Queria falar de assuntos mais sérios, dos (curiosos) números do desemprego, da crise da Venezuela, ou até da tensão entre a Coreia do Norte e os Estados Unidos.

Contudo, já há algum tempo que quero escrever sobre esta minha (nossa) geração: Os “Millennials”!

Coincidência ou não, esta semana, li um artigo no Jornal Expresso, cujo título era, “Millennials optam por casas mais pequenas”. Engraçado. Que geração magnífica é a minha, a geração que vai dos 18 aos 33 (aproximadamente), que somos apelidados de “extremamente sociais” e de “desprendidos em relação à propriedade e aos bens materiais” mas que ao mesmo tempo, é constantemente acusada de sermos difíceis de controlar, narcisistas, preguiçosos, confusos, indisciplinados, impacientes, viciados na tecnologia, e todo um role de adjectivos que não são propriamente os melhores. Que estamos habituados a colocar um filtro nas situações da vida, como se de uma fotografia de “Instagram” se tratasse!

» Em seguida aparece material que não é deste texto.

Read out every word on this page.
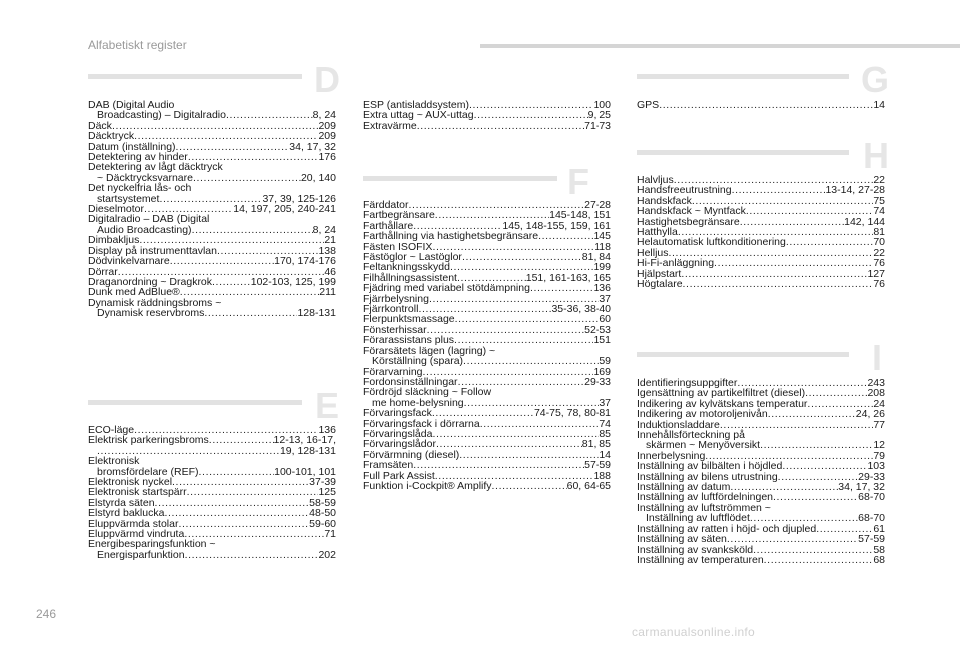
Alfabetiskt register
D
DAB (Digital Audio
Broadcasting) – Digitalradio .....	8, 24
Däck .....	209
Däcktryck .....	209
Datum (inställning) .....	34, 17, 32
Detektering av hinder .....	176
Detektering av lågt däcktryck
~ Däcktrycksvarnare .....	20, 140
Det nyckelfria lås- och
startsystemet .....	37, 39, 125-126
Dieselmotor .....	14, 197, 205, 240-241
Digitalradio – DAB (Digital
Audio Broadcasting) .....	8, 24
Dimbakljus .....	21
Display på instrumenttavlan .....	138
Dödvinkelvarnare .....	170, 174-176
Dörrar .....	46
Draganordning ~ Dragkrok .....	102-103, 125, 199
Dunk med AdBlue® .....	211
Dynamisk räddningsbroms ~
Dynamisk reservbroms .....	128-131
E
ECO-läge .....	136
Elektrisk parkeringsbroms .....	12-13, 16-17,
.....
19, 128-131
Elektronisk
bromsfördelare (REF) .....	100-101, 101
Elektronisk nyckel .....	37-39
Elektronisk startspärr .....	125
Elstyrda säten .....	58-59
Elstyrd baklucka .....	48-50
Eluppvärmda stolar .....	59-60
Eluppvärmd vindruta .....	71
Energibesparingsfunktion ~
Energisparfunktion .....	202
ESP (antisladdsystem) .....	100
Extra uttag ~ AUX-uttag .....	9, 25
Extravärme .....	71-73
F
Färddator .....	27-28
Fartbegränsare .....	145-148, 151
Farthållare .....	145, 148-155, 159, 161
Farthållning via hastighetsbegränsare .....	145
Fästen ISOFIX .....	118
Fästöglor ~ Lastöglor .....	81, 84
Feltankningsskydd .....	199
Filhållningsassistent .....	151, 161-163, 165
Fjädring med variabel stötdämpning .....	136
Fjärrbelysning .....	37
Fjärrkontroll .....	35-36, 38-40
Flerpunktsmassage .....	60
Fönsterhissar .....	52-53
Förarassistans plus .....	151
Förarsätets lägen (lagring) ~
Körställning (spara) .....	59
Förarvarning .....	169
Fordonsinställningar .....	29-33
Fördröjd släckning ~ Follow
me home-belysning .....	37
Förvaringsfack .....	74-75, 78, 80-81
Förvaringsfack i dörrarna .....	74
Förvaringslåda .....	85
Förvaringslådor .....	81, 85
Förvärmning (diesel) .....	14
Framsäten .....	57-59
Full Park Assist .....	188
Funktion i-Cockpit® Amplify .....	60, 64-65
GPS .....	14
G
H
Halvljus .....	22
Handsfreeutrustning .....	13-14, 27-28
Handskfack .....	75
Handskfack ~ Myntfack .....	74
Hastighetsbegränsare .....	142, 144
Hatthylla .....	81
Helautomatisk luftkonditionering .....	70
Helljus .....	22
Hi-Fi-anläggning .....	76
Hjälpstart .....	127
Högtalare .....	76
I
Identifieringsuppgifter .....	243
Igensättning av partikelfiltret (diesel) .....	208
Indikering av kylvätskans temperatur .....	24
Indikering av motoroljenivån .....	24, 26
Induktionsladdare .....	77
Innehållsförteckning på
skärmen ~ Menyöversikt .....	12
Innerbelysning .....	79
Inställning av bilbälten i höjdled .....	103
Inställning av bilens utrustning .....	29-33
Inställning av datum .....	34, 17, 32
Inställning av luftfördelningen .....	68-70
Inställning av luftströmmen ~
Inställning av luftflödet .....	68-70
Inställning av ratten i höjd- och djupled .....	61
Inställning av säten .....	57-59
Inställning av svanksköld .....	58
Inställning av temperaturen .....	68
246
carmanualsonline.info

Não me cabe a mim julgar uma geração, muito menos a minha, e se aceito que alguns desses adjectivos encaixam de facto nesta fatia geracional, não posso aceitar outras coisas!

Os “Millennials” não optam por casas pequenas, meus caros. Não! É errado assumir isso! Nós somos a geração com maior nível de educação e formação (escolar diga-se) de sempre. Acham que estamos a estudar até aos 30, para morar dentro de um T1 na amadora (sem desprimor), com rendas de T4 no Saldanha?

No artigo em questão, e cito, vem a seguinte frase, “São criativos, empreendedores e cidadãos do mundo, encarando com facilidade a hipótese de trabalhar em qualquer parte do mundo, assim tenham uma oportunidade que satisfaça a suas expectativas. São também mais racionais nas decisões de compra.”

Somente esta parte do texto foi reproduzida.